Taking advantage of the Platform PenTesting being done by the Cyber team and a proposal for improvement, a new mechanism has been implemented for the creation of users from the self-registration (sing-up), as well as for password recovery in case of forgetting and communication of password modification for a user from the control-panel or from the management APIs, avoiding the transmission of passwords via email.
Self-registration (Sign-up)
The user registration form has been modified so that now it is not necessary to register the password. It will be provided by the user after validating his email:
This does not register the user yet, it generates an email to the email address provided, with a link to complete the registration process
The user will receive an email of this style, indicating the url where he can finish the registration process, and a warning that in case of not finishing the process in a given time (configurable by installation), the link will disappear as well as the previous information provided.
Once registration is complete, the user is returned to the login for authentication if desired.
Password recovery
In previous releases, the password was sent by email directly.

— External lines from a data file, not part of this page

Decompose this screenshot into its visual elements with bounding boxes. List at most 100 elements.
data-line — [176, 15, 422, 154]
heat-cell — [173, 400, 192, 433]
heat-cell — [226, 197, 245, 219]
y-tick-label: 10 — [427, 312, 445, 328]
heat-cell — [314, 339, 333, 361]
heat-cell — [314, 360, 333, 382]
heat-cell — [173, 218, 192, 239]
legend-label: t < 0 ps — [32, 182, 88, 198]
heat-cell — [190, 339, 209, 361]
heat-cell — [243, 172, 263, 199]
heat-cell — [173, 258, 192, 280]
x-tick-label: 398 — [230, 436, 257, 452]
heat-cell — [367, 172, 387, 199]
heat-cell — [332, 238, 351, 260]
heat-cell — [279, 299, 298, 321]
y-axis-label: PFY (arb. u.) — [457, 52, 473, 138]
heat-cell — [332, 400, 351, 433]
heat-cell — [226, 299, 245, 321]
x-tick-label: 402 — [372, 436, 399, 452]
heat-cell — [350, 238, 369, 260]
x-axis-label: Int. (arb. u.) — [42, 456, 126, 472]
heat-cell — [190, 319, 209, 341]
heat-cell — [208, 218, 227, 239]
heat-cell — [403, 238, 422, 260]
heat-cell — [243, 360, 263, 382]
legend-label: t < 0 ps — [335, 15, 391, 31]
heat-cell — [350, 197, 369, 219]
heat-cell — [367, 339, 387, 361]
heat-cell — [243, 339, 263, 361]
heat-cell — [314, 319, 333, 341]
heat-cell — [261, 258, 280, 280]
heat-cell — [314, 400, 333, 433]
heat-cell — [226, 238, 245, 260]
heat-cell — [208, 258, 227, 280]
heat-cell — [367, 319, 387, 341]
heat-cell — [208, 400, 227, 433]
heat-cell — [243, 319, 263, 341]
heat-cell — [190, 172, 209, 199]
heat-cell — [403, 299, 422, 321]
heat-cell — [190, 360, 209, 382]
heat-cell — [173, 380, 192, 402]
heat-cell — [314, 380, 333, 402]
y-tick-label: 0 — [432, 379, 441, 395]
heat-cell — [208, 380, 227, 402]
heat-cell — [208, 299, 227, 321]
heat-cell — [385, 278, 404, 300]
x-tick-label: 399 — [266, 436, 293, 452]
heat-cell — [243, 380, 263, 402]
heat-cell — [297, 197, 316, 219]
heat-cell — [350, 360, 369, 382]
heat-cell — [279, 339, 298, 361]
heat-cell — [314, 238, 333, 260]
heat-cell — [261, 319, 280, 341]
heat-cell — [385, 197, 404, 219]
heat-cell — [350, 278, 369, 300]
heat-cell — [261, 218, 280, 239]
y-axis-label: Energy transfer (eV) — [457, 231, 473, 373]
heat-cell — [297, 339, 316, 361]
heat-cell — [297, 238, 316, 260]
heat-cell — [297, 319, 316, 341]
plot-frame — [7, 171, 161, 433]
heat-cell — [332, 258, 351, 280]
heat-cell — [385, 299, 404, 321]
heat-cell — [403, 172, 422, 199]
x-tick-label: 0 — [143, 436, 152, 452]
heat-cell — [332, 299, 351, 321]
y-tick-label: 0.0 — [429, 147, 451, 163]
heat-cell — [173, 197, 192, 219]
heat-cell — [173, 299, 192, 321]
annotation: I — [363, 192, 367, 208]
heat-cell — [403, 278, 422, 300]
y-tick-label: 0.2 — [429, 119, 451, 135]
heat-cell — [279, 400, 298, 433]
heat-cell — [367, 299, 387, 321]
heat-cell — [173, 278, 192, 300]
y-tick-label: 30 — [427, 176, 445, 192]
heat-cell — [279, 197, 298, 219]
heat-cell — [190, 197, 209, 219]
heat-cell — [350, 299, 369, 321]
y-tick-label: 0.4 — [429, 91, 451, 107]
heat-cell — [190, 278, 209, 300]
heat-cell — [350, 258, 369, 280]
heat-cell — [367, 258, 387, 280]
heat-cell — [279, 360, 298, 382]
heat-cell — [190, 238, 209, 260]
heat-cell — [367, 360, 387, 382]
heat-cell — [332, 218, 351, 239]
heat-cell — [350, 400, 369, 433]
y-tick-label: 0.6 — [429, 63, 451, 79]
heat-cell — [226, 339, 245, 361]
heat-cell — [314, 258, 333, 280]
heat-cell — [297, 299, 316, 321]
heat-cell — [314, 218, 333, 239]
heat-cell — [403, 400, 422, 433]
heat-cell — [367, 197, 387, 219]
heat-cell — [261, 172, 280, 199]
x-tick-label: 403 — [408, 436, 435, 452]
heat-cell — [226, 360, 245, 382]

Now a password recovery flow is launched:
The user enter his email for recovery:
And is returned to the login page prompting them to check their email:
The email will include the link to enter the new password, as well as the maximum time to complete the process, after which the link will no longer be available.

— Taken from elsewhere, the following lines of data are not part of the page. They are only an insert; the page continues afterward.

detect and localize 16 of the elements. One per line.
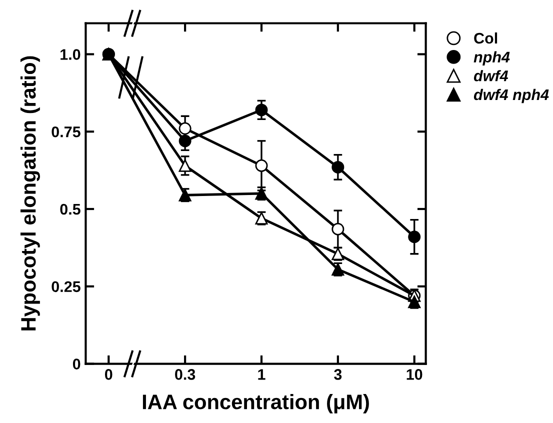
legend-label: dwf4 nph4: [474, 88, 549, 104]
legend-label: dwf4: [474, 70, 508, 82]
y-tick-label: 0.75: [52, 126, 80, 138]
x-axis-title: IAA concentration (μM): [142, 394, 369, 414]
x-tick-label: 10: [406, 369, 422, 380]
x-tick-label: 1: [258, 369, 266, 380]
x-tick-label: 0.3: [175, 369, 196, 380]
legend-label: Col: [474, 32, 498, 44]
y-tick-label: 1.0: [60, 49, 80, 60]
x-tick-label: 3: [334, 369, 342, 380]
legend-label: nph4: [474, 51, 510, 66]
y-tick-label: 0.25: [52, 281, 80, 292]
y-tick-label: 0: [72, 358, 80, 370]
y-axis-title: Hypocotyl elongation (ratio): [20, 56, 40, 330]
y-tick-label: 0.5: [60, 204, 80, 215]
x-tick-label: 0: [105, 369, 112, 380]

The link redirects to a new form to add the new password:
After which the user is returned to the login page.
Reset or change of password by an Administrator from the control panel
There are two other points at which an administrator user can change another user's password
From the list of users:
From user edition page:
In the first case a random password is generated and it is mandatory to modify it within a configurable time or the user will be blocked, in the second case it is not necessary to modify it.
Previously, an email was sent with the new password, either modified or generated. With the new mechanism, in both cases an email is sent with a link to a screen where the new password can be consulted. After a configurable time, the link is no longer available:
Following the link you get to the query screen:
Password management from REST APIs
Users creation:
In the APIs, user registration does not apply, since users are allowed to create users, but with a Bearer token that allows them to do so, so in reality whoever uses this functionality is already authenticated in the platform and has the appropriate permissions.
Password reset:
Currently it is done by sending an email with the password. This functionality has been deprecated, so that it remains retro-compatible with applications that currently use this method, but be aware that in the future it will disappear:
A new function has been added
Which sends the same email as when reset the password via the login page, and requires confirmation from the user by entering their new password by going to the same form.